Saturday, June 10, 2023

Talk is (Not) Cheap

Film: Women Talking
Format: DVD from DeKalb Public Library on basement television.

My goal every year is to finish all of the movies on my Oscars list by the end of the year. Suddenly, out of nowhere, I’m buried in films on that particular list that I can watch—I need to average just one a month to finish in December, but I can be close to done by the end of next week. I decided to start with Women Talking for no reason other than the librarian who checked it out to me recommended it highly. Now that I’ve seen it, I get why she recommended it.

You would be forgiven for thinking at the top that this is a movie that takes place a hundred or more years ago. Instead, it takes place about a dozen years ago in a Mennonite community somewhere (likely) in Canada, since that’s where the book the movie is based on was written. It would also be completely understandable if you thought that Women Talking was based on a stage play and not a novel, because it very much looks like it could have been a play, and this film could be easily adapted for the stage. It also reminds me of the joke, "What was the Amish girl disfellowshiped?"

As the film starts, we learn of women in the unnamed Mennonite colony frequently wake up with visible wounds on their legs. You’d be right in thinking “sexual assault” is to blame here, and what we soon learn is that this is not a one-time occurrence. The women of the colony are routinely drugged with a livestock tranquilizer and assaulted (something that happened even to the children) and were then told that these things were committed by demons, spirits, or were mere products of their imagination.

A number of men are arrested and while the rest work on producing bail for them, the women, most of whom are uneducated and cannot even read, hold a vote to see what they will do. Their options are to forgive the men and go one as things have been, to stay in the colony and fight, or to leave. The options of staying and leaving end up tied, so a smaller group of women are tasked with talking out those possibilities and deciding on what the women will do. The are assisted by the colony’s teacher August (Ben Whishaw), the son of an excommunicated woman and a man who was unaware of the sexual predation happening at the colony.

This really is the entirety of the movie. Virtually all of the running time is the conversation between the women in the hayloft of a barn as they go back and forth determining what to do. Several of the women want to stay and fight because they can’t bear the thought of letting these crimes go unpunished. Others want to leave because it’s the only way to have a clean break from their past and everything that has happened. There are varying levels of anger and resignation at all of this, and varying ideas of what to do, including taking the children with them if they do leave.

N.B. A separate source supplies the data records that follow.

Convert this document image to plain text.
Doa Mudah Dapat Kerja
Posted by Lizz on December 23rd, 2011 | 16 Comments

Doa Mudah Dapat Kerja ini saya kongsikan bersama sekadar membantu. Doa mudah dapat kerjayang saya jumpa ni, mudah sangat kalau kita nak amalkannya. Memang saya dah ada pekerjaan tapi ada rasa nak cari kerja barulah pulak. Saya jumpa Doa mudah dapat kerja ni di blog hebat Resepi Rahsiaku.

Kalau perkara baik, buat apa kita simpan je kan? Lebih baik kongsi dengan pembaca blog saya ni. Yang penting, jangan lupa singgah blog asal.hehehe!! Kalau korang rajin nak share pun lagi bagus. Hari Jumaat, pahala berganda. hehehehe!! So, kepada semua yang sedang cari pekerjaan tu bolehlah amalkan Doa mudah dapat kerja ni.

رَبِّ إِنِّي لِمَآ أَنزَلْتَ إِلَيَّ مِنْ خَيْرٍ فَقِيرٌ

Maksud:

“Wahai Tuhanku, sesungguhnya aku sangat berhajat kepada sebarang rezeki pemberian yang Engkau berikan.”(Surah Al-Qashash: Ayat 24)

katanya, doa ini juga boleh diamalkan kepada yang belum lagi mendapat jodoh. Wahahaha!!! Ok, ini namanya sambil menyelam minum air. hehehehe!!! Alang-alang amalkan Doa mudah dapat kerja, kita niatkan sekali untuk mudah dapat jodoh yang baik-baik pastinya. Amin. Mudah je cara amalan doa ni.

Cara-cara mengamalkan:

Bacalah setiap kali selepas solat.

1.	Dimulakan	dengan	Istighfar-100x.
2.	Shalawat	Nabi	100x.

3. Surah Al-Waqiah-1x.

On the surface, film unwatched, it would be easy to think of the lack of nomination for director Sarah Polley as being the typical Oscar nonsense about passing over deserving women for awards. That’s not the case here, though. While Polley certainly did a good amount of work, the main decision she made was setting up her camera and getting out of the way of her very capable cast.

And it is a capable cast. While Ben Whishaw is essentially the only male with a speaking role, this is a film that is loaded with plum role for women, none of whom were nominated for acting awards. Frances McDormand is one of the bigger names here, but she’s actually not in the film much. The bulk of the work is handled by Rooney Mara, Claire Foy, and Jessie Buckley.

This is not an easy sit, but very much a worthy one. For me, it’s a reminder of a few important truths—that power tends to corrupt those who have it, that corruption breeds more corruption and eventually all conspiracies come out. It’s a reminder that sunlight is the best disinfectant for this kind of corruption. It’s also a reminder that this kind of corruption breeds in environments where questions cannot be asked, and religious environments are a perfect example of that.

Women Talking isn’t the kind of movie that one enjoys because of the subject matter, but its fascinating to watch come together and slowly unwind.

Why to watch Women Talking: It’s “important filmmaking” at the highest level.
Why not to watch: Because religion poisons everything.


  1. I saw this film earlier this year and wow.... what a film. It pissed me off over what men could do in this remote community and I love the fact that it really went head on as I also love Sarah Polley's direction in this film.

    1. I agree--this takes on the issue very much head-on, and that's the right way to do it.